Every value is one 64-bit word. Tag bits live in the unused mantissa of an IEEE-754 NaN. Saves a pointer indirection on every read; keeps the JIT’s register allocator happy with uniform value width.

Bytecode VM, Not Tree-Walker

An AST tree-walker is simpler but pays a virtual-call cost per node. Bytecode collapses that into a dense dispatch loop, which the CPU’s branch predictor can actually warm up to.

Cranelift, Not LLVM

LLVM gives slightly better steady-state code but compiles 10× slower and pulls in a giant C++ dependency. Cranelift is pure Rust, fast to compile, and ships in Wasmtime — production-tested.

Rayon, Not Tokio

Stryke parallelism is data-parallel, not async-IO-parallel. Rayon’s work-stealing fits pmap/pgrep exactly; tokio’s task model would force every callback into a future.

Streaming Iterators

pmap doesn’t materialize a vec before pgrep consumes it. map_stream.rs threads results pull-side through pipe-forward chains; only the final sink pays the allocation.

Single Cargo Package

Stryke is one crate, three binaries (stryke/st/s) and a library. No workspace, no internal sub-crates — rebuilds are smaller, dependency graph is shallow, embedders see a flat API.

Build-Time Reflection

build.rs scans the dispatcher source and generates %builtins, %aliases, %descriptions. %keywords is a hand-curated parallel table for syntactic names (if, my, sub, fn, …), keeping %builtins callable-only. Source is the single truth; LSP descriptions can’t drift from the actual dispatcher.

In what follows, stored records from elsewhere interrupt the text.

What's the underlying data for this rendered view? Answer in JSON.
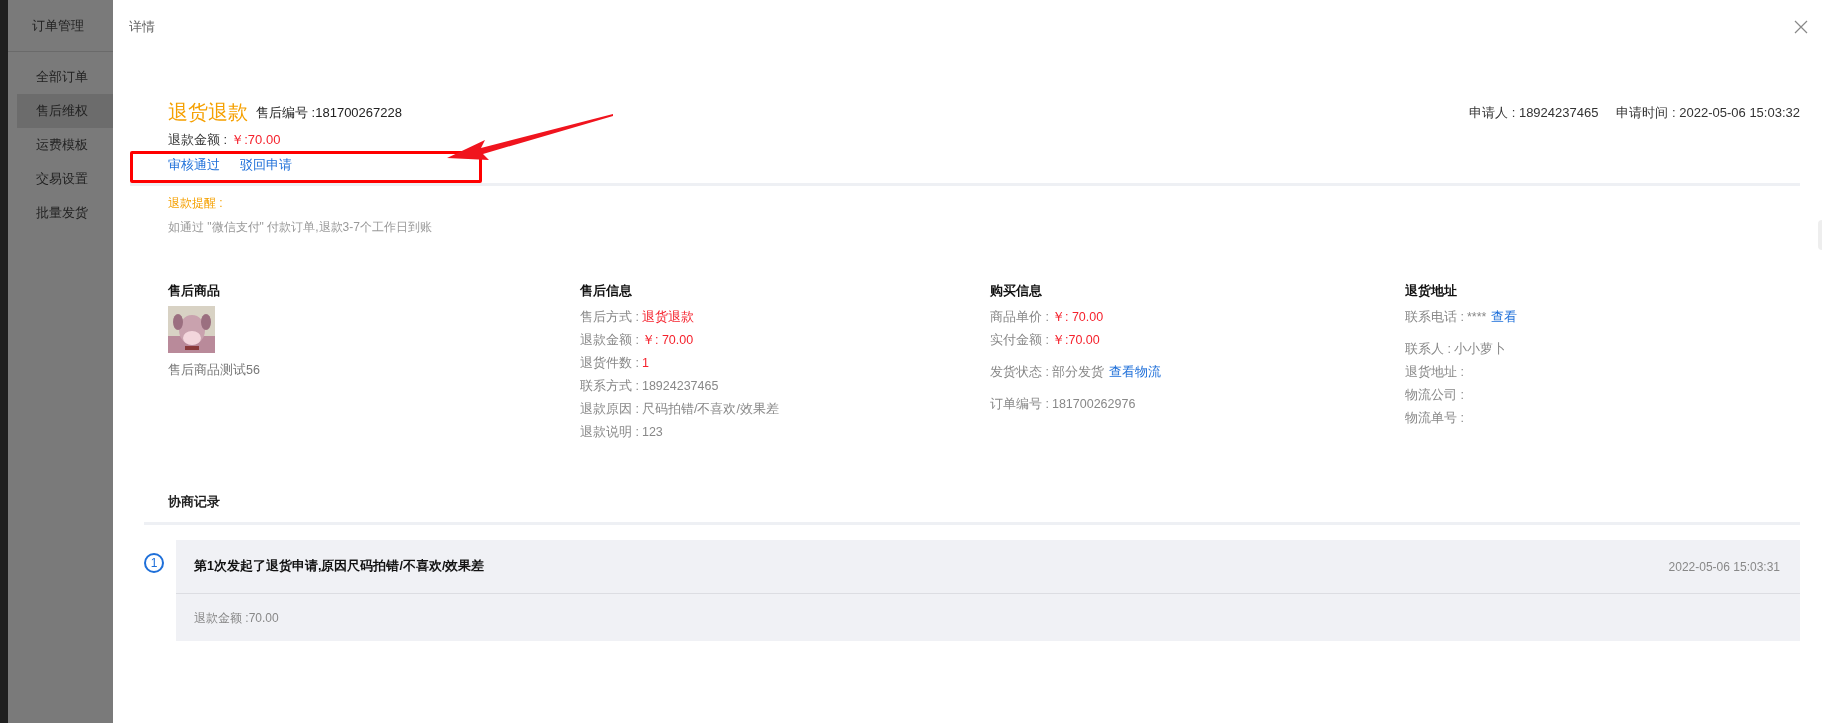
{
  "sidebar": {
    "title": "订单管理",
    "items": [
      {
        "label": "全部订单",
        "selected": false
      },
      {
        "label": "售后维权",
        "selected": true
      },
      {
        "label": "运费模板",
        "selected": false
      },
      {
        "label": "交易设置",
        "selected": false
      },
      {
        "label": "批量发货",
        "selected": false
      }
    ]
  },
  "drawer": {
    "title": "详情"
  },
  "header": {
    "type": "退货退款",
    "service_no": "售后编号 :181700267228",
    "refund_label": "退款金额 :",
    "refund_value": "￥:70.00",
    "actions": [
      "审核通过",
      "驳回申请"
    ],
    "applicant": "申请人 : 18924237465",
    "apply_time": "申请时间 : 2022-05-06 15:03:32"
  },
  "reminder": {
    "title": "退款提醒 :",
    "text": "如通过 \"微信支付\" 付款订单,退款3-7个工作日到账"
  },
  "columns": [
    {
      "kind": "product",
      "heading": "售后商品",
      "name": "售后商品测试56"
    },
    {
      "kind": "fields",
      "heading": "售后信息",
      "groups": [
        [
          {
            "label": "售后方式 :",
            "value": "退货退款",
            "emphasis": true
          },
          {
            "label": "退款金额 :",
            "value": "￥: 70.00",
            "emphasis": true
          },
          {
            "label": "退货件数 :",
            "value": "1",
            "emphasis": true
          },
          {
            "label": "联系方式 :",
            "value": "18924237465",
            "emphasis": false
          },
          {
            "label": "退款原因 :",
            "value": "尺码拍错/不喜欢/效果差",
            "emphasis": false
          },
          {
            "label": "退款说明 :",
            "value": "123",
            "emphasis": false
          }
        ]
      ]
    },
    {
      "kind": "fields",
      "heading": "购买信息",
      "groups": [
        [
          {
            "label": "商品单价 :",
            "value": "￥: 70.00",
            "emphasis": true
          },
          {
            "label": "实付金额 :",
            "value": "￥:70.00",
            "emphasis": true
          }
        ],
        [
          {
            "label": "发货状态 :",
            "value": "部分发货",
            "emphasis": false,
            "link": "查看物流"
          }
        ],
        [
          {
            "label": "订单编号 :",
            "value": "181700262976",
            "emphasis": false
          }
        ]
      ]
    },
    {
      "kind": "fields",
      "heading": "退货地址",
      "groups": [
        [
          {
            "label": "联系电话 :",
            "value": "****",
            "emphasis": false,
            "link": "查看"
          }
        ],
        [
          {
            "label": "联系人 :",
            "value": "小小萝卜",
            "emphasis": false
          },
          {
            "label": "退货地址 :",
            "emphasis": false
          },
          {
            "label": "物流公司 :",
            "emphasis": false
          },
          {
            "label": "物流单号 :",
            "emphasis": false
          }
        ]
      ]
    }
  ],
  "negotiation": {
    "title": "协商记录",
    "records": [
      {
        "index": "1",
        "title": "第1次发起了退货申请,原因尺码拍错/不喜欢/效果差",
        "time": "2022-05-06 15:03:31",
        "detail": "退款金额 :70.00"
      }
    ]
  }
}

Pipe-Forward + Thread Macro

|> and ~> aren’t cosmetic — they’re first-class parser productions that compile into streaming-iterator opcodes. Reading left-to-right is the point; allocation-free chains are the dividend.

AOP at the Call Site

before / after / around register advice into a single Vec<Intercept> on the interpreter. vm_dispatch_user_call takes a one-line glob-match guard before the existing fast-path, so calls with no intercepts pay zero overhead. Around is AspectJ-style: the block’s value is the call’s return; proceed() invokes the original. Same surface as zshrs intercept — one design across CLI and language.

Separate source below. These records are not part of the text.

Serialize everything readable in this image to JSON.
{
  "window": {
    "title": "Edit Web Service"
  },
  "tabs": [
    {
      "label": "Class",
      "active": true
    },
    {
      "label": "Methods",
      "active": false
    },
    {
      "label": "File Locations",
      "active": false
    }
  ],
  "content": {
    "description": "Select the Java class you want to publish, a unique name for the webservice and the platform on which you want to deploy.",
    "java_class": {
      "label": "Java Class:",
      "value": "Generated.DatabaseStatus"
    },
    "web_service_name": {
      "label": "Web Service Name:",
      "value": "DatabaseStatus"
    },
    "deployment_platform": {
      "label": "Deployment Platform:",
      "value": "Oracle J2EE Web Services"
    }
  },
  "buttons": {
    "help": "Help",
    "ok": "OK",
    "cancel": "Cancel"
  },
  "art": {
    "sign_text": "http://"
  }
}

rkyv KV Store (world-first)

First-class CRUD store with rkyv as the on-disk codec. kv_open/kv_put/kv_get/kv_del/kv_exists/kv_keys/kv_scan/kv_len/kv_commit/kv_batch/kv_close/kv_stats ship as native builtins, dispatched via kvstore.rs::builtin_kv_*. Reads are mmap + validate + cast — same primitive script_cache.rs:454 already uses for cached bytecode; no parse, no allocate per row. SQLite-shaped ergonomics, beats SQLite on reads for any store that fits comfortably in RAM. Atomic rewrite on commit (tmp + rename + fsync), versioned format header (STKV magic + format_version) so future stryke versions reject mismatched archives instead of silently mis-deserialising. All-or-nothing kv_batch with in-memory snapshot rollback. World-first: no other scripting language ships a zero-copy archive KV as a core builtin. Phase 2 ships stryke kvd server + remote kv_connect client over the same archive bytes.

Sketch Algebra (world-first)

Probabilistic data structures are first-class operands for + | & ^ -. $bloom_a + $bloom_b = Bloom union, $hll_a + $hll_b = HyperLogLog union, $cms_a + $cms_b = Count-Min counter sum, $topk_a + $topk_b = SpaceSaving merge, $td_a + $td_b = t-digest centroid merge, $rb_a & $rb_b / | / ^ / - = Roaring set algebra. Operators are functional — operand sketches are never mutated. Dispatch lives in vm.rs’s Op::Add / BitOr / BitAnd / BitXor / Sub arms, falling through to try_sketch_binop in sketches.rs before the default numeric path. Shape mismatch falls back cleanly — no panic, no silent truncation. No other language treats these as syntactic primitives.